Childproofing may become an issue when the hyperactive ADHD child visits grandparents. Once one’s children have left home, people are less likely to have childproofed houses. They may also display valuable or sentimental breakable objects on open shelves. They may have moved into a smaller home that does not have a place for children to run and play. This can present both the parents and the grandparents with a dilemma. The parents may feel on edge during the whole visit. They may feel the need to follow the child everywhere to make sure that nothing is broken. They may feel defensive about the child’s behavior even if the grandparent says nothing. The grandparents may be puzzled or offended by the child’s impulsive behavior and the parent’s anxiety. The child may feel like the proverbial bull in a china shop.
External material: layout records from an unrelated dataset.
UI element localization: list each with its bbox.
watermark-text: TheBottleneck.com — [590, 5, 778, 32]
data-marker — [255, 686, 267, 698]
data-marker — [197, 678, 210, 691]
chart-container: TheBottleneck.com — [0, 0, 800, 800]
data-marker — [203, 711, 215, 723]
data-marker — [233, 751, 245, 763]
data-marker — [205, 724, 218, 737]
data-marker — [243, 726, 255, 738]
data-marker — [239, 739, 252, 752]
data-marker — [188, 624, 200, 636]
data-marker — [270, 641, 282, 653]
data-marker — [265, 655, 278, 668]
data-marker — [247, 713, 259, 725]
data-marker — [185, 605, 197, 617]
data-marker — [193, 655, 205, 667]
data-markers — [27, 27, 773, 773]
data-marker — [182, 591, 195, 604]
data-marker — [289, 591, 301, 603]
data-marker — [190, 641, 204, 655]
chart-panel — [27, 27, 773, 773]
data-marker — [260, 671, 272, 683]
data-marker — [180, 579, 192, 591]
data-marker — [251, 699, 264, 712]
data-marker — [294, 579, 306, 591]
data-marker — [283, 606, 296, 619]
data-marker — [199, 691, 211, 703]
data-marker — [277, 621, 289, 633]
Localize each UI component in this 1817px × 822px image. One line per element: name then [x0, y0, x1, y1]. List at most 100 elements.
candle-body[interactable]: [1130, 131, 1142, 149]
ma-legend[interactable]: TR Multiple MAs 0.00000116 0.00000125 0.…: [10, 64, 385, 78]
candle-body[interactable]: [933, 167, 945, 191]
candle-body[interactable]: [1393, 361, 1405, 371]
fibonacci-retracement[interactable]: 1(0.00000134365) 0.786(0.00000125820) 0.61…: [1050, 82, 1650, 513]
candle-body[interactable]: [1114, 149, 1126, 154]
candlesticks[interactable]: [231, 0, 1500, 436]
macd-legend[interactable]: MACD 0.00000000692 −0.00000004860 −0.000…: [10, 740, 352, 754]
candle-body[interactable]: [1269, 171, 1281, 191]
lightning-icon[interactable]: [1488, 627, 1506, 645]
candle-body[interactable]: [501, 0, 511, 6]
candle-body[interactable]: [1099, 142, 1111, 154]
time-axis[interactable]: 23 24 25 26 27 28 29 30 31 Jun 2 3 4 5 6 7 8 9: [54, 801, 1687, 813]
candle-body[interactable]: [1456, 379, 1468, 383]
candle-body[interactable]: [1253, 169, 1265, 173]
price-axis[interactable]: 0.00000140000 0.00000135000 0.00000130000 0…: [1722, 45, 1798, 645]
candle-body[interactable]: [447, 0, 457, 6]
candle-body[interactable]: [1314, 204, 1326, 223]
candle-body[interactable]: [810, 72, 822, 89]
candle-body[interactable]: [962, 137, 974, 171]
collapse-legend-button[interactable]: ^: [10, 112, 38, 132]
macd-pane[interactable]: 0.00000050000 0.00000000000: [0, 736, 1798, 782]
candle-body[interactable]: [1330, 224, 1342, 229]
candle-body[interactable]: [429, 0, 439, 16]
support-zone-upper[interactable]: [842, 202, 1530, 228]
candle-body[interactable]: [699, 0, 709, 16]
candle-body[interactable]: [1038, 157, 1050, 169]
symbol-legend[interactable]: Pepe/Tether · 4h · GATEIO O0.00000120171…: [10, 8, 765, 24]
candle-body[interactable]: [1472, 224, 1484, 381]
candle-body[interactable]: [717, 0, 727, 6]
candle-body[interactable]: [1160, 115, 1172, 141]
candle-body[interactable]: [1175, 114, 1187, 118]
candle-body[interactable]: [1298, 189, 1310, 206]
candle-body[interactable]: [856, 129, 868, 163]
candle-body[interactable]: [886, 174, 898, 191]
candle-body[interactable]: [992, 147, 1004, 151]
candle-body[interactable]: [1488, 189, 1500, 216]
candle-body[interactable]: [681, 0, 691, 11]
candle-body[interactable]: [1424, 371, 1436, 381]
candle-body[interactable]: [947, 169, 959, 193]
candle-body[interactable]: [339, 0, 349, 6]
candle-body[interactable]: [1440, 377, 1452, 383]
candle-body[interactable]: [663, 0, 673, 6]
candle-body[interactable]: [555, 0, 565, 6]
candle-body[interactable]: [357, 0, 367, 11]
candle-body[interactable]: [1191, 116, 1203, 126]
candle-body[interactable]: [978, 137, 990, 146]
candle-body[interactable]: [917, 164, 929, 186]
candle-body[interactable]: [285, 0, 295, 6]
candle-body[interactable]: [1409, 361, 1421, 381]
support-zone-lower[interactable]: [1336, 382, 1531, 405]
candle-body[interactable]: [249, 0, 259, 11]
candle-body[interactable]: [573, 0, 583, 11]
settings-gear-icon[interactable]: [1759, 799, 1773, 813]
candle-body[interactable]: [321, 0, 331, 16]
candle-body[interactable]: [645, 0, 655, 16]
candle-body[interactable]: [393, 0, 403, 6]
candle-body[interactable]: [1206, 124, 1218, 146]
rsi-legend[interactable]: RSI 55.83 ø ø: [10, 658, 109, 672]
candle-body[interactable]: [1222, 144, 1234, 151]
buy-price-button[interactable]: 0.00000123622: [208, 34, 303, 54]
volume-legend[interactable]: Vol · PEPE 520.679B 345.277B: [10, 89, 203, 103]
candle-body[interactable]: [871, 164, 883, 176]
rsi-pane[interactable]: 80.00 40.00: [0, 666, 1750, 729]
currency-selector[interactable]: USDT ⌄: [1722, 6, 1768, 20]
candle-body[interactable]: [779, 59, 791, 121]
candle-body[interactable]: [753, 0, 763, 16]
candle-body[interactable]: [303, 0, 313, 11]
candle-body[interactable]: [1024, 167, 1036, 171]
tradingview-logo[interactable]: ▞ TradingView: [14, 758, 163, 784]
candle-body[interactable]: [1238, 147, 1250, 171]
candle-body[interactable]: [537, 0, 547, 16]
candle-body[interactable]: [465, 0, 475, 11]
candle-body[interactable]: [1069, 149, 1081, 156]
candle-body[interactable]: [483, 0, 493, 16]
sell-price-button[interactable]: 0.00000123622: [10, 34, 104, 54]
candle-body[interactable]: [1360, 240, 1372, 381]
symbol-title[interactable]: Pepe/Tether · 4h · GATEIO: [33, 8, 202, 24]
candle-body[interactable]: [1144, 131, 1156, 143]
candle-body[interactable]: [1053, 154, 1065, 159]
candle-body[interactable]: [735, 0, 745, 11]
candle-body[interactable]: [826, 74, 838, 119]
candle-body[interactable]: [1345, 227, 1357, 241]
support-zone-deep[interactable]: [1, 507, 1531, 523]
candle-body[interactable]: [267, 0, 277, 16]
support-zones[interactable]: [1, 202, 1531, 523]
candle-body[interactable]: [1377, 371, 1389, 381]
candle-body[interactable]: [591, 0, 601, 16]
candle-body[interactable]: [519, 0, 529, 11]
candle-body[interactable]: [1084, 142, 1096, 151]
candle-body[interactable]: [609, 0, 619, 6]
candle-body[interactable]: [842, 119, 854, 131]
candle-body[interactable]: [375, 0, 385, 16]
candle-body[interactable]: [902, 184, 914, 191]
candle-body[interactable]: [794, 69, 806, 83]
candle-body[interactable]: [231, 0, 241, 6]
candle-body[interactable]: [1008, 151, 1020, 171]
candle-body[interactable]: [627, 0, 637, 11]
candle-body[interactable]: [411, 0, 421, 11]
Parents can have a more relaxing visit if they do not have to constantly worry about something being broken. There is some simple childproofing that can be done in anticipation of the active child’s visit. Valuable and breakable things can be temporarily moved, or the rooms with breakables can be closed or gated off. If the grandparents have the space, a spare room can be set aside for the children. It can contain old worn furniture, children’s books and some durable safe toys. If one has a yard, one can spend most of the visit outside. If these modifications are not possible, one can take the family to a park or to a “ball room.” Talking while going on a walk can help the child discharge enough of their energy that they may be able to carry on a conversation. Television and videos will frequently hold the attention of even a very hyperactive child. However, they will also cut down on meaningful communication between the child and grandparents. Use videos as a last resort. The child might teach the grandparent how to play an interactive video or computer game.
When a child is having behavioral problems, misunderstandings and defensiveness are common. Often a frank, non-judgmental talk can help dispel misunderstandings. Avoid comments such as “None of my children did that.” “It would go away if you disciplined them more.”. In the past, many children with ADHD went undiagnosed. Some of their parents instinctively came up with their own structured behavior plans. The trick is to bring this up without being perceived as intrusive or judgmental. One might say, “You know, your husband was like that when he was a boy. He was a great kid, but sometimes it was tough. I know things are different today, and you have to figure out your own way to do things. If you ever want to know how we handled it, let me know.”
Grandparents can fill an important psychological role in the child’s development. The children tend to perceive the grandparent’s acceptance as more unconditional. In some cases, the grandparent can be a source of advice and comfort for the parents. A child with ADHD may sometimes have more than the average amount of conflict with his or her parents. The child may feel different from his or her peers. In such situations, the grandparents may provide a loving time of respite and understanding for the child. During adolescence, the individual pulls away from parents but may still maintain closeness to the grandparents during times of family conflict.
Ultimately the most important for both parents and grandparents to do is to instill in the child a positive self-esteem and an attitude of responsibility and mastery. The entire family including the child should be encouraged to learn all they can about ADHD. With appropriate help, children can learn how to manage their own symptoms better. Even with a physical condition like ADHD, it is the child’s responsibility to learn as best he or she can to “fit in” to the world.